The bottom line: Culture is another way of saying “This is how we do things around here.” In most cases, what is written down or hung on the wall does not align with “how we do things around here.” People will perform their roles, work within their processes and utilize technology to get things done; but the values that undergird their behavior and the ability to understand them and leverage them is one of the keys to unlocking the value of security.
We know from the subject matter experts in the industry that there are tools that can be leveraged to self-assess as well as form the basis for a collaboration with a consulting firm that has a practice in organizational change management.
One self-assess tool is on the Australian Government’s Organizational Resilience website. Thank you to Ray Bernard, one of the best security minds in the industry, for referring us to the site: www.organisationalresilience.gov.au. This graphic from the site (above) is a compelling reminder of the leverage the culture has in the outcome from a serious event.

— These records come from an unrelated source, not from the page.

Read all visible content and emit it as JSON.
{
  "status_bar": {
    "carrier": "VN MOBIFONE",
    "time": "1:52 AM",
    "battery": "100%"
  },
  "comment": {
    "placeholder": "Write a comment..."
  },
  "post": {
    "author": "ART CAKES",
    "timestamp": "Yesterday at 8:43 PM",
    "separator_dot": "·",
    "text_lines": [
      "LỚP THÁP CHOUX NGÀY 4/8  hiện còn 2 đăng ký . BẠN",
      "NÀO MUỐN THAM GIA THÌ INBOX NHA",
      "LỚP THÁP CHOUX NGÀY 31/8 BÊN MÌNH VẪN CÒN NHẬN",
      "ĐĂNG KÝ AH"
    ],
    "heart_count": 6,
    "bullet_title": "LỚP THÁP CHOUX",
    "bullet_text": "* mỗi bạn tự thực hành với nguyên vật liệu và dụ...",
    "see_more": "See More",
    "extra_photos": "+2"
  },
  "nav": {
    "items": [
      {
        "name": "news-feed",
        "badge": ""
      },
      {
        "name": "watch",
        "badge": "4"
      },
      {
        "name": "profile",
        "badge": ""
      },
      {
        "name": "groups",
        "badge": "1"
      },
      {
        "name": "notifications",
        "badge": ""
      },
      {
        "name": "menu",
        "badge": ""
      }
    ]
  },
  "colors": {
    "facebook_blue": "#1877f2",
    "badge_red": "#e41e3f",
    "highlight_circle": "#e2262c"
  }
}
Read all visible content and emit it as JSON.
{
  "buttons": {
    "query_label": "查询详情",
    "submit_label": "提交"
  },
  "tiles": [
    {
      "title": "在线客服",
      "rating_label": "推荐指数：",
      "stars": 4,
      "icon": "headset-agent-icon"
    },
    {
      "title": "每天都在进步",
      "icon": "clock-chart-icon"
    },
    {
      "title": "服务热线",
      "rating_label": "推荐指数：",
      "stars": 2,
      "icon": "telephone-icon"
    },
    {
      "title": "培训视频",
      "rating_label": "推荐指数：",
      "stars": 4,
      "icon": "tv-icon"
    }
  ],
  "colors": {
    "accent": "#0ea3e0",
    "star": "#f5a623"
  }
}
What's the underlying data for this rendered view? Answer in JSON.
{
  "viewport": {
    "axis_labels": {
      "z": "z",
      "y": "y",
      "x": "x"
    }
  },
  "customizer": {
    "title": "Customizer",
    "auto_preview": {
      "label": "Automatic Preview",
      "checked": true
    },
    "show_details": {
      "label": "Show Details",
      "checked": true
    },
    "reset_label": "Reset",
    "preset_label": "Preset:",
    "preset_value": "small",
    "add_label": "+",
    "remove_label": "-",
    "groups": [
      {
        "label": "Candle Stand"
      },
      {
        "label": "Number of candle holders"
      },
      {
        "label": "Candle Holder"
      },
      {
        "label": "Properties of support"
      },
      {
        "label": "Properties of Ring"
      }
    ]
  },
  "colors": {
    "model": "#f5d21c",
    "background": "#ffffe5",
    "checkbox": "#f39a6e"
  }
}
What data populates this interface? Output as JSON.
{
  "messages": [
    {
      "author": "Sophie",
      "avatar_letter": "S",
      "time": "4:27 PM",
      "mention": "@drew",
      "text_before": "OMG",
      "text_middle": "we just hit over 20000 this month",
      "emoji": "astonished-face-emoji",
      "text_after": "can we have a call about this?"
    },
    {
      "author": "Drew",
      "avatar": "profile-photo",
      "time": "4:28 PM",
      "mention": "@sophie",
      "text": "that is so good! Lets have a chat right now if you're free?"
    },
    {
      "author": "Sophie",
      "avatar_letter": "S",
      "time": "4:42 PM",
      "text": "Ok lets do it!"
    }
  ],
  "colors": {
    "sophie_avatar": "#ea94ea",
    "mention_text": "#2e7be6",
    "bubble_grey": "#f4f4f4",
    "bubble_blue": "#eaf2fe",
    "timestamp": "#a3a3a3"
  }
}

However, the culture also can be used proactively to provide a force multiplier in the reach and practice of mitigating risk. By asking questions, such as the ones on the Australian Government’s site, we have the means to engage risk owners inside the culture. Security has a way to open the door of the risk owner and open their minds to their risk and their opportunity. Security can be a business optimizer and value generator. The keys to this are in the core operational processes of the organization led by these ‘‘risk’’ owners. We must become students of their core processes and their measures of performance.
Once this is done, we can begin to build on a sense of urgency driven by these core operating principles. We like to say: “The business of security is the business.” The value of the security program’s investments is the direct result of measuring the impact of risk and opportunity. You cannot leverage this or understand it until you truly understand it through a full program assessment.
Once you have the data, then you can begin to leverage the principles of organizational change management to guide the strategy, planning and measures of performance. The risk owners will help fund the security program based on the data they perceive and understand.
We have seen this powerfully unfold in such diverse markets such as data centers, software companies and healthcare. So, we know it transcends industries and business models.
We hope to see more security leaders combine a culture assessment, risk assessment and a technology assessment before spending time and money on implementing more technology. Technology has its place. It can be a powerful optimizer of core processes including situational awareness and actionable response. However, its value is multiplied commensurate with having a 360-degree view of risk and opportunity or, in other words, the business. Technology vendors (manufacturers), integrators and consultants should be proud and thrilled to support a ‘‘path to value’’ for the client that anchors their value and future.